Ford thought for a moment, trying to remember what the clever bit was.

"The clever bit," he said, "is this. You film it happening."

"Clever."

"That's not the clever bit. This is the clever bit, I remember now that this is the clever bit. The clever bit is that you then thread the film in the projector ... backwards!"

"Backwards?"

"Yes. Threading it backwards is definitely the clever bit. So then, you just sit and watch it, and everything just appears to spiral upwards out of the plughole and fill the bath. See?"

"And that's how the Universe began is it?" said Arthur.

"No," said Ford, "but it's a marvellous way to relax."

- Douglas Adams, Restaurant at the End of the Universe


Sorry. Couldn't help myself.
 
Stephen Hunter books are excellent-you can tell he is a genuine 'gun guy'
As for the Chey Tac-I actually got to shoot one these at the range 2 days ago and wow wow wow.

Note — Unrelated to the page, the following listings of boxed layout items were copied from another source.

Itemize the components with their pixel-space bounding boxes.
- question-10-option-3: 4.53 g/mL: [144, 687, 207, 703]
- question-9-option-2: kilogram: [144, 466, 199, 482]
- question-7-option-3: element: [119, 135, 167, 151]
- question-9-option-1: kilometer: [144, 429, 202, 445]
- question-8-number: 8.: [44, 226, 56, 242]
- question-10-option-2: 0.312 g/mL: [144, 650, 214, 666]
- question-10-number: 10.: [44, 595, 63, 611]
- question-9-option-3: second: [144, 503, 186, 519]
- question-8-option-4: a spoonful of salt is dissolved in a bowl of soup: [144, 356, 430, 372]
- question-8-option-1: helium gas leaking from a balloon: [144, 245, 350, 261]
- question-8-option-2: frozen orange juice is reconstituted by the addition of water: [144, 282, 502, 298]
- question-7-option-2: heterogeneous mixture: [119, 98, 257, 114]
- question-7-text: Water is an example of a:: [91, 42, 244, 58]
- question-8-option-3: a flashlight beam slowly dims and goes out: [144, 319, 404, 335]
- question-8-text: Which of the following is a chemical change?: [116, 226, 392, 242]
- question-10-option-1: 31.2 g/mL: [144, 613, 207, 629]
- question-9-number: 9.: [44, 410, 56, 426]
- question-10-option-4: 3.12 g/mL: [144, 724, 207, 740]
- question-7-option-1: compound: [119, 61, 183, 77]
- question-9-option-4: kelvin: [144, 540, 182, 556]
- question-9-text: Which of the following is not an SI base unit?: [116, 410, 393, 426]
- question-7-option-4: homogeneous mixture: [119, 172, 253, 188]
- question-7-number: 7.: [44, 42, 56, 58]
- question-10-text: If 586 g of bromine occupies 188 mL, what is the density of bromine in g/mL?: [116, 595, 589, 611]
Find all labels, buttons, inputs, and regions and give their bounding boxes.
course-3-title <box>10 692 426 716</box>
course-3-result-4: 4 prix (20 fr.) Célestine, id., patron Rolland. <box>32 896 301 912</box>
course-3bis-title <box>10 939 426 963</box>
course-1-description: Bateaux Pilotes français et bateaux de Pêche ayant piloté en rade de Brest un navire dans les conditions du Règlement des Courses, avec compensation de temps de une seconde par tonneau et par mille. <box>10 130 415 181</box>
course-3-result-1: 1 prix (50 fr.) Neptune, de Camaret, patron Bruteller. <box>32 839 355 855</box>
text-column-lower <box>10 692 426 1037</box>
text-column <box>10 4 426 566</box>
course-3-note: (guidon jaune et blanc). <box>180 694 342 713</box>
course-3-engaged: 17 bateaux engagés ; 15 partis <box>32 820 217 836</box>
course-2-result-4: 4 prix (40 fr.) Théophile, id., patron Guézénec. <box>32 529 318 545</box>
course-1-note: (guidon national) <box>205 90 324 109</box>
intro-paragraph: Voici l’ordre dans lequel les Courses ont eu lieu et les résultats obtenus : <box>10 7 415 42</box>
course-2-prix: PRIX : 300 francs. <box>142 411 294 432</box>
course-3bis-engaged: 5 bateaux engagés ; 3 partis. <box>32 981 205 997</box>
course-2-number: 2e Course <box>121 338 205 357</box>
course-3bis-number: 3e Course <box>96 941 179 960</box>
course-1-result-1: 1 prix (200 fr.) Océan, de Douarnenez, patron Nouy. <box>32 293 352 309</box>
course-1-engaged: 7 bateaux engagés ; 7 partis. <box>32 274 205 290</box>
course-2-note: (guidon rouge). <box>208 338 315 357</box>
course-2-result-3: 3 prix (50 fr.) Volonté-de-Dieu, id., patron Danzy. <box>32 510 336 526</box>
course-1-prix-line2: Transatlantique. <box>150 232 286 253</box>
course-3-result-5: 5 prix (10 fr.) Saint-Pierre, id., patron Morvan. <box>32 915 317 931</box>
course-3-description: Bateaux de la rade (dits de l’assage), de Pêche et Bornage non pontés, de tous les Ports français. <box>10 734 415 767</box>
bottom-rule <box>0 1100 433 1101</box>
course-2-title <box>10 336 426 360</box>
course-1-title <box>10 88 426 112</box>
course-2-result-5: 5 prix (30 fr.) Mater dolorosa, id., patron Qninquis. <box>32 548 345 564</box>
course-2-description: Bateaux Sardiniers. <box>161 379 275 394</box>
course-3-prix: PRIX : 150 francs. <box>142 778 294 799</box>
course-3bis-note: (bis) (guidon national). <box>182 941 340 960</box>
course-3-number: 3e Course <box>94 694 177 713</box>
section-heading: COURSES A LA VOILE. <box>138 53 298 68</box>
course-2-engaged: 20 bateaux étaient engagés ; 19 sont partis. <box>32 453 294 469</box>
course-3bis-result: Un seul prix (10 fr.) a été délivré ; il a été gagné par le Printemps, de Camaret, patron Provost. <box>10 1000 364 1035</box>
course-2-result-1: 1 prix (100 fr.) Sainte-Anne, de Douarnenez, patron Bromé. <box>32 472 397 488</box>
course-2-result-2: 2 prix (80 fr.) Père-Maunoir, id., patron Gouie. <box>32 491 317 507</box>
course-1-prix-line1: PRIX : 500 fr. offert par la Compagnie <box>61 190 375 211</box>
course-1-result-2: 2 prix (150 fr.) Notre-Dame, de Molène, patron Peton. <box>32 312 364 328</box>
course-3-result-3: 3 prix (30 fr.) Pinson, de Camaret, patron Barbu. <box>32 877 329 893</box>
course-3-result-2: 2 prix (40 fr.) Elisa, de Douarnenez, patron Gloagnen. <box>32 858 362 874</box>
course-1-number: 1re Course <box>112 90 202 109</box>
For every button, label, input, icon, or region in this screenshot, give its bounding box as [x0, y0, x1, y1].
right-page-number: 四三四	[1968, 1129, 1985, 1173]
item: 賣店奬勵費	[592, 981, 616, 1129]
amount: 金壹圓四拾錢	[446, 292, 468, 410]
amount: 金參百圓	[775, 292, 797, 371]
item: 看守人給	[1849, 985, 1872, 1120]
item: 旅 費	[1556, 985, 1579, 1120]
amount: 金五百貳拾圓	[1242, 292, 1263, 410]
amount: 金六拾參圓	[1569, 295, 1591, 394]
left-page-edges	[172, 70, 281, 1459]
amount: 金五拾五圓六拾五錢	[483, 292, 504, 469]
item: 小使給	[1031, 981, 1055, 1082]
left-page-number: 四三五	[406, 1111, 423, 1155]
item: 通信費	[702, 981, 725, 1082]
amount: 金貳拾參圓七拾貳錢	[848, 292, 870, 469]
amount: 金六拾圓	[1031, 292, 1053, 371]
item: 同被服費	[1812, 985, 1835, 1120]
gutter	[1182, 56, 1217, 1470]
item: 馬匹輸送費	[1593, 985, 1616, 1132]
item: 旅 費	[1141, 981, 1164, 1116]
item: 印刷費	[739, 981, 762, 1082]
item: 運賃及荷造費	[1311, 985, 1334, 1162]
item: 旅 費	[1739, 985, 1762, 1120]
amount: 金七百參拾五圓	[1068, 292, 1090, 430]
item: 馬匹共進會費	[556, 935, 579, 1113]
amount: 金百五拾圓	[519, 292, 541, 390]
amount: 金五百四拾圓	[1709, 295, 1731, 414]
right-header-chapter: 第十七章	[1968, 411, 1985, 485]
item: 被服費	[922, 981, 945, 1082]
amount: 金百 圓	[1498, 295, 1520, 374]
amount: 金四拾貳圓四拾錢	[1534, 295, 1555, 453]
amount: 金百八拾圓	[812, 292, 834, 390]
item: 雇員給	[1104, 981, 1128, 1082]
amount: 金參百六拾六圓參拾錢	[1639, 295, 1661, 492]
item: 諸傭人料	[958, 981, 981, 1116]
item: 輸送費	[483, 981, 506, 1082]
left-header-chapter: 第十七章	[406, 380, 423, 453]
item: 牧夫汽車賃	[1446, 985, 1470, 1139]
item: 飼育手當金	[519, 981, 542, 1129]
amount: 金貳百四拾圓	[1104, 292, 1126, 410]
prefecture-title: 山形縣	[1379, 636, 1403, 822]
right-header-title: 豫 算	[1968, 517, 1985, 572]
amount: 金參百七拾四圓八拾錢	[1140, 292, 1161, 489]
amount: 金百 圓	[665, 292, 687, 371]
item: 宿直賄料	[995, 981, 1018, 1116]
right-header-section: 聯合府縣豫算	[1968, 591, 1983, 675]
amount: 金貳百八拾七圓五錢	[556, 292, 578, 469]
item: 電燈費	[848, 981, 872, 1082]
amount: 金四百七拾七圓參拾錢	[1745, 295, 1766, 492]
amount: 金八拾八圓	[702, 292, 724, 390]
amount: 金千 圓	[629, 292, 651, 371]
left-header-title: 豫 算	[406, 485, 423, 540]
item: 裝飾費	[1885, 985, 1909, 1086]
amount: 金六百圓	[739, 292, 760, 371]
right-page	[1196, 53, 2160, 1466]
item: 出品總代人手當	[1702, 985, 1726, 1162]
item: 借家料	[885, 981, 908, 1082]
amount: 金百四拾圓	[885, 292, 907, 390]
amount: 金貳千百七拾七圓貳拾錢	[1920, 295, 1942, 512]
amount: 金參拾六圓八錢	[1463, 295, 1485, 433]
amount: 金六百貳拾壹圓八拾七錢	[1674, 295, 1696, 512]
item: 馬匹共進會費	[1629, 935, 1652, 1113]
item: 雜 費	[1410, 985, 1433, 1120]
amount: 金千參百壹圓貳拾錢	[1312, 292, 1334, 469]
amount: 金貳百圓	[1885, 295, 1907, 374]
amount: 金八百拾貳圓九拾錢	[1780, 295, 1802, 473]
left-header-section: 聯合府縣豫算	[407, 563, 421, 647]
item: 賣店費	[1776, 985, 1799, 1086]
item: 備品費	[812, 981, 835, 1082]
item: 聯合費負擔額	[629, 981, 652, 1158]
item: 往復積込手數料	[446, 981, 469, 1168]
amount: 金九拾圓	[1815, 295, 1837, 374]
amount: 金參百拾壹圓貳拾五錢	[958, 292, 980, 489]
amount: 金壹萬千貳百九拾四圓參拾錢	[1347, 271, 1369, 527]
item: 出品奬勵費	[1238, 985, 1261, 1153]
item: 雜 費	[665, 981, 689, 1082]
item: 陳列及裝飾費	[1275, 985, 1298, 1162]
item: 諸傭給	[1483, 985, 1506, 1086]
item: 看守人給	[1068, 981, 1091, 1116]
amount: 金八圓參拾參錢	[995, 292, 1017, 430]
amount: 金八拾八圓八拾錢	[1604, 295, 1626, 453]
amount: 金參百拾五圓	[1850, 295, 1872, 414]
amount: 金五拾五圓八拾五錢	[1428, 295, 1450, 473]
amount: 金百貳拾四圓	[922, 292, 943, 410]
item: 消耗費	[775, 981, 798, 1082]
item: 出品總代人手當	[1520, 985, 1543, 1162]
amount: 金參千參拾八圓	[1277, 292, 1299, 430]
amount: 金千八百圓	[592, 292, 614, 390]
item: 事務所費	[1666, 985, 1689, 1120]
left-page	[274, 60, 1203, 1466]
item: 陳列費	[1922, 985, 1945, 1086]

Incredible rifle. The generous soul that let me try his out said he put 8k into it and the bullets are $5/each. He had a night force mounted on it.
 
The movie was good enough to overcome my annoyance with Wahlberg, and the not so subtle references to the War in Iraq. I'm no longer a big Bush Fan, and never was, but I don't like the deceit associated wth what has been characteristic of some politicians, who voted to go to war, but undermine the effort. Anyway, for movies, this one wasn't too bad technically, and was at least entertaining.